THE WONDERFUL GOLDEN RETRIEVER
Dogs are living, breathing representations of culture, time, and society. As we know them today, dogs are inexplicably tied to those who developed the breeds for particular tasks. Some breeds exist entirely due to one person, and some breeds are products of specific classes or cultures. Civilization is the intersection of people and their environment, and the same can be said about the dogs. They have coats to survive the local climate, and characters that fit into the day's social needs, and body styles developed to navigate native terrains. Dogs are reflections of the cultures that nurtured and developed them. We rediscover cultural diversity and heritage through our dogs. Over the centuries, many breeds have become linked with a particular ethnic groups, countries, or social classes. Golden Retrievers have become a staple of the American household, with movies like Air Bud solidifying their status.
The story of the Golden Retriever is all about transformation. It starts with a dog that had a color that was considered undesirable, an ambitious man born with means but no title, and a mansion reduced to ruins. We must go back to early 19th-Century England, when class distinctions were unmistakable, to understand this story. Born in 1820 to a successful Scottish banker, that's the socially stratified world in which Dudley Coutts Marjoribanks was born. He recorded every breeding he did in a leather-bound book kept securely at the Kennel Club in England even today. With a house in England and a countryside manor named Guisachan, where Marjoribanks would later breed the first Golden Retriever.
For many years, it was thought that Marjoribanks had purchased Russian circus dogs and started breeding his famous yellow-coated dogs, leading to Golden Retrievers. But the truth is much more straightforward. On a walk with his son in 1865, Marjoribanks came across Nous, a wavy-coated dog. He belonged to a cobbler who had gotten Nous to settle a debt from an employee of a local nobleman. Nous was gold-colored, but it was known that he had black colored parents. Black sporting dogs were fashionable in the 19th century and were considered better hunters, with most if not all non-black puppies being given away freely.

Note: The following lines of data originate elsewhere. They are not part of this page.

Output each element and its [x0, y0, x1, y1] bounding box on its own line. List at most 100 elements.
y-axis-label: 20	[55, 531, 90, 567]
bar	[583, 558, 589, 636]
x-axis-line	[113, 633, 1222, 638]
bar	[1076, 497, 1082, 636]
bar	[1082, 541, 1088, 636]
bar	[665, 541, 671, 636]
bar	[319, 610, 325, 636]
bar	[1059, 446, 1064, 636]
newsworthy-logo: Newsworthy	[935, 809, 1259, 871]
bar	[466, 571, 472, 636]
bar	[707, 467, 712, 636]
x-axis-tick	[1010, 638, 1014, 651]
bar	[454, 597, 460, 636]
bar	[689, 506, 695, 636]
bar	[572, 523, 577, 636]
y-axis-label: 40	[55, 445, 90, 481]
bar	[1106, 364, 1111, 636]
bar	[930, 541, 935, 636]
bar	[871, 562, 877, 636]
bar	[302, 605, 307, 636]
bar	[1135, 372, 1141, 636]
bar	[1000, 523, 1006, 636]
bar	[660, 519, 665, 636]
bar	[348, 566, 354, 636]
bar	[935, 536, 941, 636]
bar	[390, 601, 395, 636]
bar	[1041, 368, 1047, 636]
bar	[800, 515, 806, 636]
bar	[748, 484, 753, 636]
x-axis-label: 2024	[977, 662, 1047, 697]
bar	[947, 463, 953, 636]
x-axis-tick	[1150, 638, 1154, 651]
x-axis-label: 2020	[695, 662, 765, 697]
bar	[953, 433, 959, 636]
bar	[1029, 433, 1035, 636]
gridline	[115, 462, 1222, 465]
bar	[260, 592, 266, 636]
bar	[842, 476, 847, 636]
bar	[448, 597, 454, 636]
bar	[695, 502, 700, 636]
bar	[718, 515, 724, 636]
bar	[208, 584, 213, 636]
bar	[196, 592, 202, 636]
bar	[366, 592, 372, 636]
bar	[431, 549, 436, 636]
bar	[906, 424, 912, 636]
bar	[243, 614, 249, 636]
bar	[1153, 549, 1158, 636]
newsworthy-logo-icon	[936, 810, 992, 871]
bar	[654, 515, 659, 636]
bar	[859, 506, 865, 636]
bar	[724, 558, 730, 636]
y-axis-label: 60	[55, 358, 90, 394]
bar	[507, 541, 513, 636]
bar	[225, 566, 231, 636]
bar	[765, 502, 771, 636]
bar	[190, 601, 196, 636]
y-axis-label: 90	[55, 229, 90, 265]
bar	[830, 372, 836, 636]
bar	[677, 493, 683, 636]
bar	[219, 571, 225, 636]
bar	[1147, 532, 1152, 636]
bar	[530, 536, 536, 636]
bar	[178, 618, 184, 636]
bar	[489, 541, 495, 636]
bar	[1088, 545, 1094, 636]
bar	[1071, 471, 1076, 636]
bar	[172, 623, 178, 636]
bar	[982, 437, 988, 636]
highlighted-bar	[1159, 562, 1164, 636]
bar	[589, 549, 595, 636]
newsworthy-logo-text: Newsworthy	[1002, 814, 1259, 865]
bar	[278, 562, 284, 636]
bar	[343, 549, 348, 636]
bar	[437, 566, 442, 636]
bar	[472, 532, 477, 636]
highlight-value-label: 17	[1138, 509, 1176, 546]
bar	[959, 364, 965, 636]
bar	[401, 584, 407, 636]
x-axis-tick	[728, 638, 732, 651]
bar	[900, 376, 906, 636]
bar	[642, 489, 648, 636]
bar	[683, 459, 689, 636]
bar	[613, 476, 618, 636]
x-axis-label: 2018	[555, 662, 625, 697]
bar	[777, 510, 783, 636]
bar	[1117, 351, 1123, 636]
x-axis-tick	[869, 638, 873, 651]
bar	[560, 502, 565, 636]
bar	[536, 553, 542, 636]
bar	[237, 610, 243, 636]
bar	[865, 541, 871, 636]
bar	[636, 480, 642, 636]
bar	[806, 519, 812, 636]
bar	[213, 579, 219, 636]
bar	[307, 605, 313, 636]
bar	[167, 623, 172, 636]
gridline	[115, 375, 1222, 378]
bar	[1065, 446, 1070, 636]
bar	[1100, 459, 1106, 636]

Nous was later bred with a Tweed Water Spaniel, Belle, three years after Nous joined Marjoribanks’ family. Now extinct, Tweed spaniels were liver-colored cousins to Irish Water Spaniels and associated with the River Tweed Valley's fishermen. It was a winning combination. The crossing of a retriever to a water spaniel created a lively hunter capable of traversing both land and water to hunt partridge, grouse, and red deer. The famous 1868 litter contained the florally monikered puppies considered the world's first Golden Retrievers – Cowslip, Crocus, and Primrose.
The gold-colored Marjoribanks retrievers weren't widely dispersed like the floral namesake of the three pups. Instead, they were only gifted with great delicacy to family and friends. They only went to those who valued them as the ultimate hunting dog for a gentleman. Crocus was given Marjoribanks' son Edward, who also owned Sampson, a red setter, which might explain the red color sometimes seen in Golden Retrievers today. Like the wildflowers for which the first Golden Retrievers were named, dogs can settle and thrive in any place. And as any breed's popularity blossoms, they brighten their new homes, always carrying with them a piece of the places, and people, that brought them into being. Golden Retrievers are now one of the most popular dogs in the United States. They are common movie, television, and commercial stars, as well as popular service and rescue dogs! One such pup is Orca, who received a Gold Medal from the PDSA. Orca got help when his wheelchair-using human fell and was pinned face-down next to water, in a ditch underneath her motorised wheelchair. Orca broke free from his collar after the first person he encountered believed he was lost and tried to lead him away, and eventually led his companion’s neighbour to the scene of the accident, saving her life.
Golden Retrievers are incredibly intelligent and have a variety of jobs in our modern society, make great companions, and are adorable, and we have Dudley Coutts Marjoribanks to thank for them.